Dynamist Blog

Costume Echoes, Or Why Do Programmers Look Alike?

In chapter four of The Substance of Style, I write about "costume echoes."

Today's aesthetic imperative overturns the simplistic dichotomy between "rebellion" and "conformity," or "individual" and "mass": The result is selective conformity, an implicit or explicit drive for finer and finer gradations and the looks that identify them. Rather than choose between standing out and fitting in, we conform in some ways and diverge in others, choosing (consciously or unconsciously) a mix of meaning and pleasure, of group affiliation and individual taste. Friends develop what zoologist and author Desmond Morris calls "costume echo," adopting similar conventions of dress and carriage. Morris first identified the phenomenon when he "noticed two women walking down the street who dressed so similarly, they could have been in uniform."
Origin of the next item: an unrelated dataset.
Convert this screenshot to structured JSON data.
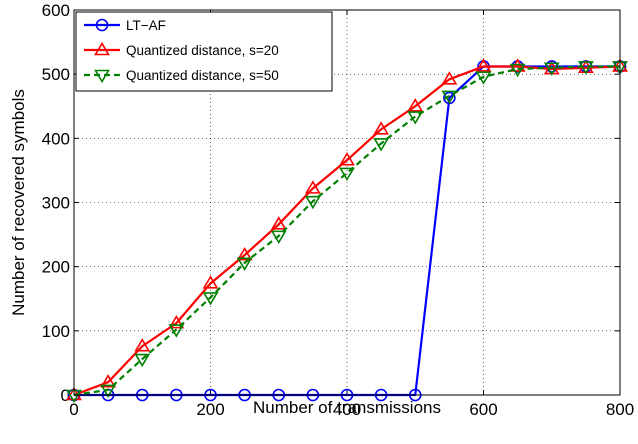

Costume echoes apply to all sorts of surfaces, not just personal appearance. They can exist anywhere, including among organizations, and create new meanings through association. Consider all the late 1990s companies, particularly dot-com startups, that adopted logos with swooshes in them. "When in doubt, add one. Or two, or three," quipped a design consultant. The hopeful symbol of forward thinking even made it into the Gore-Lieberman campaign logo designed by Al Gore. Whatever its early adopters may have intended, the swoosh came to signify its era--not "the future" but "the late 1990s."

Along these lines, Justin Etheredge of CodeThinked explores the programmer dress code, part one and part two. (I had the same glasses as Dorothy Denning in the '70s. Same hairstyle, too.)